Pictured: Pope Benedict XVI pretends to play a piano made out of cake after meeting young people for lunch in Madrid Aug.19. The pontiff was in Spain Aug. 18-21 for the celebration of World Youth Day. (CNS photo/L'Osservatore Romano via Reuters)
In what has become a World Youth Day tradition, the pope sat down for lunch Aug. 19 with a young man and young woman representing the host country -- Spain, in this case -- and a male and female each representing five continents.
Ten of the diners were chosen by lot from among the international volunteers who helped prepare World Youth Day. The young man from New Zealand and the young woman from Australia were chosen by their bishops.
The menu included a soup, a fish dish and ice cream, but the young people were not more specific.
Michelle Hatfield, a 22-year-old from Stafford, Va., called lunch "an amazing experience."
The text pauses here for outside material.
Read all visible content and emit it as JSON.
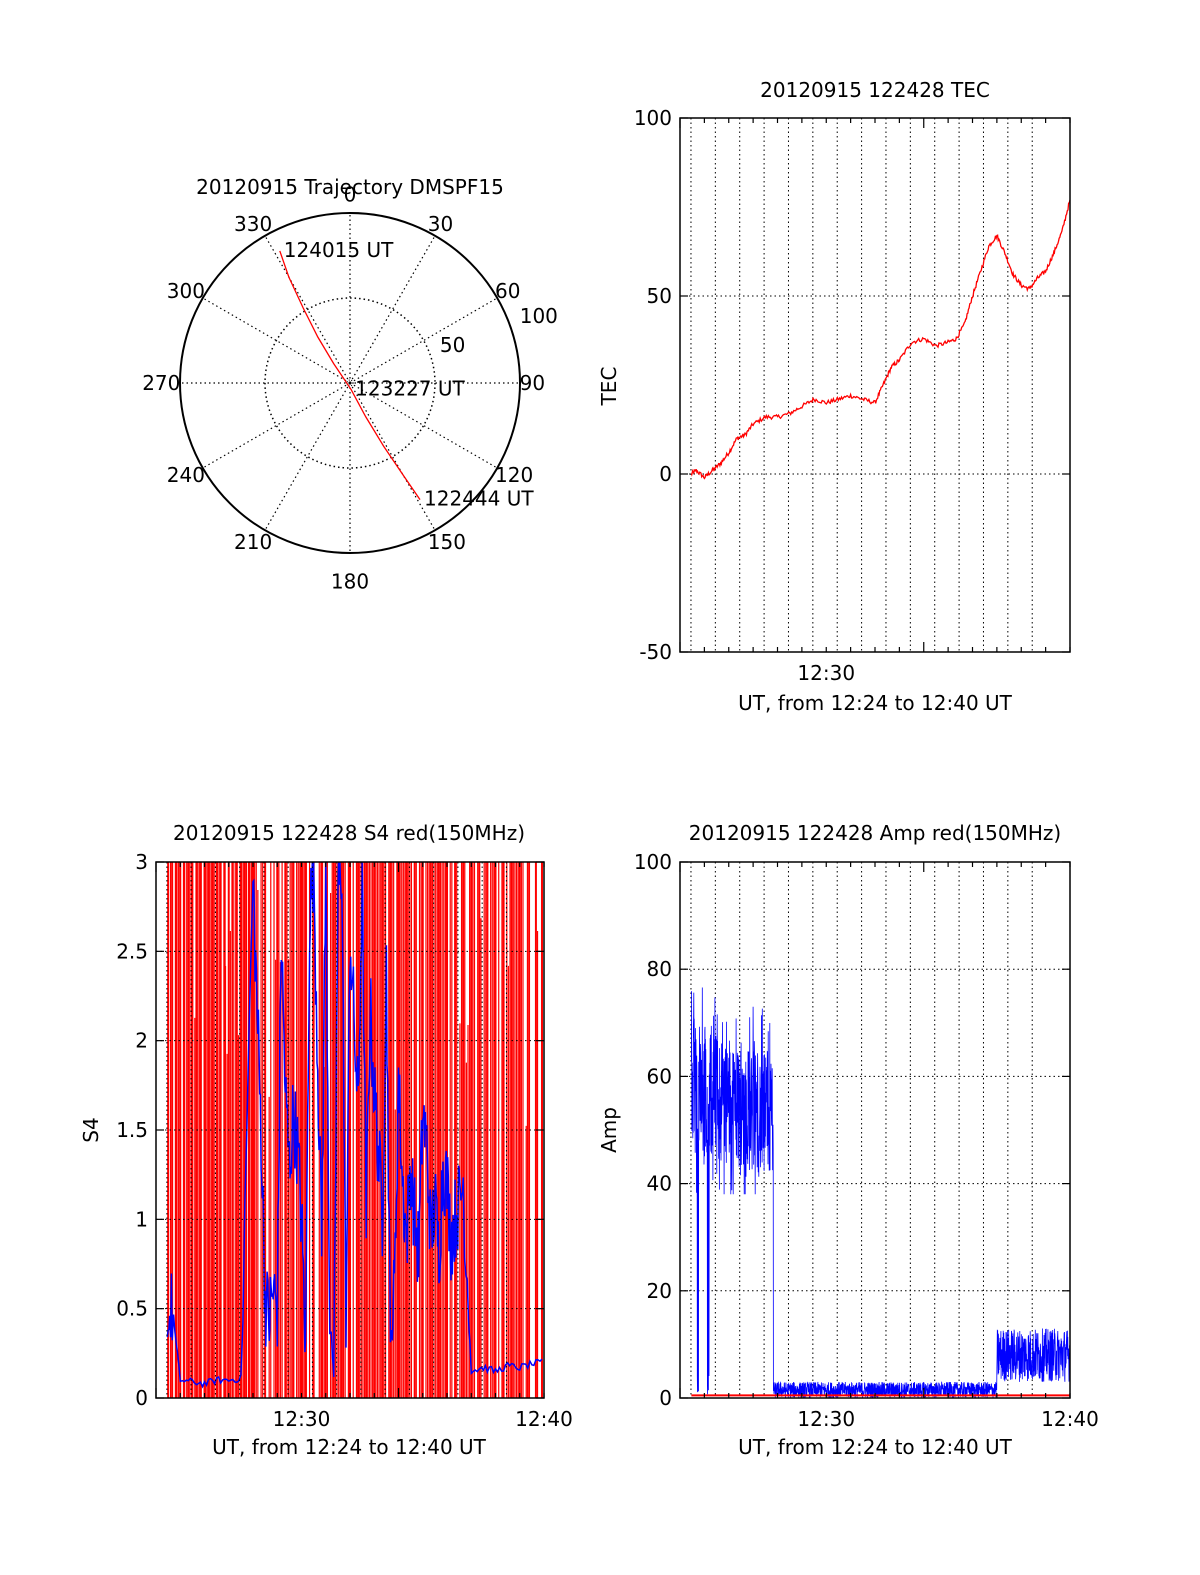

"The Holy Father is the father of the church and he guides us all. That's what lunch was like. It was like eating lunch with your family: your father and people you have been working with and really care about."
No one guided the conversation, she said, and no one decided who would talk next.
"It just came naturally. It's like eating dinner with your family: You all listen, you all talk, but there's no set structure."
Most of the conversation, she said, involved the young people telling the pope about their lives and about the lives of young adults in their countries.
Hatfield, who has been working in the World Youth Day office in Madrid for five months, said she really wanted to give the pope something from the States, "but I have nothing" and she couldn't go back just to get something.
The young people were seated at a round table with the pope and Cardinal Antonio Rouco Varela of Madrid.

Eva Janosikova, 28, of Slovakia and Ya-Chen Chuang, 25, of Taiwan sat on either side of the pope.
"It was awesome. I wasn't expecting that," said Janosikova, who was among the first to greet the pope and go sit down. She went to the far side of the table, assuming she would be next to the cardinal.
"We prayed. He sat down and he opened the menu, but it was upside down, so I was just helping him. It was really cute," she said. "He surprised me by his listening very actively and being interested in others."
Martin Leung-Wai, a 25-year-old from Auckland, New Zealand, said the luncheon "has made my World Youth Day experience the experience of a lifetime."
"Having lunch with the Holy Father is something you tell your .... family and friends and future generations about," he said. When asked why he hesitated to say it was something you tell your grandchildren about, he said he was one of many at World Youth Day considering a vocation to the priesthood or religious life.
Leung-Wai also invited Pope Benedict to New Zealand.
"He was laughing," the young man said.